A bill that is meant to help meet the teacher’s shortage was hijacked by Sen. Cathy Giessel on Tuesday and made into an entirely different bill, which passed the Senate before she ended up withdrawing the amendment. Word in the Capitol is that her move to force her own bill into another had made her very unpopular with the Democrat-majority caucus that she has joined.
Giessel, working at the behest of the AFL-CIO and Alaska Public Employee Association, inserted the entire contents of the failing Senate Bill 88 — a return to a defined pension plan for public employees in Alaska — into House Bill 230.
Sen. Bert Stedman, who was a key lawmaker in dismantling the old pension plan, which became unaffordable for the state budget, spent 40 minutes on the Senate floor speaking against Giessel’s amendment. Next was Sen. Shelley Hughes, who agreed with Stedman, and then came Sen. David Wilson, who also agreed.
Sen. Mike Shower voiced his objection:
“This is a 52-page bill being shoved into a one-page bill. This has become one of those tur-duck-ens” said Shower. (Tur-duck-en is a turkey stuffed with a duck, stuffed with a chicken).
“When the State cuts a check for a defined contribution plan, it’s gone. That liability for future generations is gone, not on the books. However, on a defined benefit plan, then you have something where we [the State] are assuming the risk. That is something that is not insignificant in this debate,” he said.
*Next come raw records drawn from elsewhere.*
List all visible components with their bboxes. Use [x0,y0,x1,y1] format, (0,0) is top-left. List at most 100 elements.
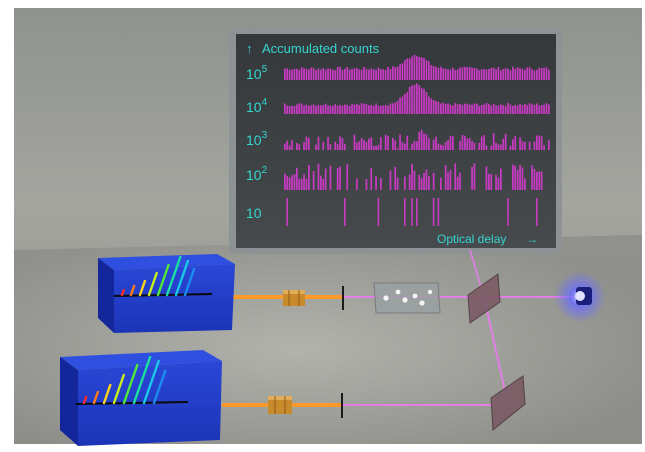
histogram-bar [507,68,509,80]
histogram-bar [401,63,404,80]
histogram-bar [291,105,293,114]
histogram-bar [468,67,471,80]
histogram-bar [284,103,286,114]
histogram-bar [495,142,497,150]
histogram-bar [315,105,317,114]
spectrum-line [129,284,136,297]
histogram-bar [516,67,519,80]
upper-spectrum [113,255,213,297]
histogram-bar [308,137,310,150]
histogram-bar [411,56,413,80]
histogram-bar [284,173,286,190]
histogram-bar [288,145,291,150]
histogram-bar [416,83,418,114]
histogram-bar [502,105,505,114]
histogram-bar [440,66,442,80]
histogram-bar [375,176,377,190]
histogram-bar [358,141,361,150]
row-label-1: 105 [246,64,268,82]
histogram-bar [420,57,423,80]
histogram-bar [305,178,308,190]
histogram-bar [444,165,447,190]
histogram-bar [538,67,541,80]
histogram-bar [408,58,411,80]
histogram-bar [524,141,526,150]
histogram-bar [380,178,382,190]
histogram-bar [334,141,337,150]
histogram-bar [423,173,425,190]
histogram-bar [452,105,454,114]
histogram-bar [303,105,305,114]
bar-row-4 [284,163,543,190]
histogram-bar [392,103,394,114]
histogram-bar [353,104,356,114]
histogram-bar [344,144,346,150]
histogram-bar [524,69,526,80]
histogram-bar [396,148,399,150]
histogram-bar [401,142,404,150]
histogram-bar [322,68,325,80]
histogram-bar [339,166,341,190]
histogram-bar [365,179,368,190]
histogram-bar [526,105,529,114]
lower-source-box [60,350,222,446]
histogram-bar [296,167,298,190]
histogram-bar [524,103,526,114]
histogram-bar [423,133,425,150]
histogram-bar [428,138,430,150]
histogram-bar [483,135,485,150]
histogram-bar [531,165,533,190]
histogram-bar [540,67,543,80]
histogram-bar [303,174,305,190]
histogram-bar [394,102,397,114]
histogram-bar [452,67,454,80]
histogram-bar [521,105,524,114]
histogram-bar [324,69,327,80]
histogram-bar [392,137,394,150]
histogram-bar [322,141,325,150]
histogram-bar [442,145,445,150]
histogram-bar [404,198,406,226]
histogram-bar [399,64,401,80]
lower-mirror [490,375,526,432]
histogram-bar [473,68,476,80]
histogram-bar [348,106,351,114]
spectrum-line [138,279,147,297]
histogram-bar [444,141,447,150]
histogram-bar [396,67,399,80]
histogram-bar [368,138,370,150]
histogram-bar [365,68,368,80]
histogram-bar [488,69,490,80]
histogram-bar [476,103,478,114]
histogram-bar [404,93,406,114]
histogram-bar [466,138,469,150]
histogram-bar [324,168,327,190]
histogram-bar [336,168,339,190]
histogram-bar [363,66,365,80]
histogram-bar [312,171,315,190]
histogram-bar [288,70,291,80]
histogram-bar [315,144,317,150]
histogram-bar [308,105,310,114]
histogram-bar [519,68,521,80]
histogram-bar [471,104,473,114]
row-exponent-1: 5 [262,64,268,75]
histogram-bar [396,177,399,190]
histogram-bar [507,198,509,226]
histogram-bar [413,140,416,150]
histogram-bar [492,133,495,150]
histogram-bar [490,174,493,190]
histogram-bar [418,174,421,190]
histogram-bar [375,69,377,80]
histogram-bar [317,163,320,190]
histogram-bar [372,69,375,80]
histogram-bar [490,67,493,80]
histogram-bar [456,104,459,114]
histogram-bar [504,133,507,150]
row-label-4: 102 [246,165,268,183]
histogram-bar [411,143,413,150]
spectrum-line [174,259,190,297]
histogram-bar [521,167,524,190]
histogram-bar [298,144,301,150]
histogram-bar [358,69,361,80]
Shower said Alaska’s children, grandchildren and their grandchildren are going to assume the liability and that today’s workers want to move around, and do not want to stay in jobs for dozens of years.
In addition, “we have billions of dollars that we are trying to make up for the previous plan,” Shower said.
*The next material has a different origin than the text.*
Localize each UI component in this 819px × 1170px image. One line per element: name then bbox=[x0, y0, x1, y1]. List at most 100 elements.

HB 230 addresses the current situation in which teachers are allowed to count eight years of out-of-state teaching experience, if they have a masters’ degree, and six years of out-of-state teaching experience, if they have bachelors’ degree, for the purpose of determining the correct placement on a district’s salary scale, even if they taught out of state for much longer. Repealing these onerous conditions is a recommendation from the “2021 Teacher Retention and Recruitment Action Plan,” a product of the governor’s working group on teacher retention and recruitment that was established in 2020.
Districts across Alaska are having an extremely difficult time filling teaching positions, the governor’s working group said. First day teacher vacancies in Alaska have increased from about 155 in 2019 to about 394 in 2022 according to the Department of Education and Early Development and this shortage impacts both urban and rural districts. With the passage of this bill, state statute will no longer inhibit districts from hiring the most experienced out-of-state candidates, and in turn teachers will be fairly compensated for their experience.
During her closing remarks, Giessel mentioned to President Gary Stevens that he has a house in Kodiak, and his house might get broken into because there are not enough police. It was not a threat, but it was on the boundary of what is considered appropriate.
Voting in favor of the amendment were Senators Click Bishop, Jesse Bjorkman, Matt Claman, Forrest Dunbar, Cathy Giessel, Elvi Gray-Jackson, Scott Kawasaki, Jesse Kiehl, Kelly Merrick, Loki Tobin, and Bill Wielechowski.

Voting against the bill were the two co-chairs of Senate Finance Committee, Stedman and Donny Olson, as well as Lyman Hoffman, Shelley Hughes, James Kaufman, Robb Myers, Mike Shower, Gary Stevens, and David Wilson.
The 52-page hostile amendment by Giessel transformed the governor’s bill into her own bill.
The amendment was later withdrawn after Stedman removed his name as a cross-sponsor of the bill. The original bill then passed the Senate.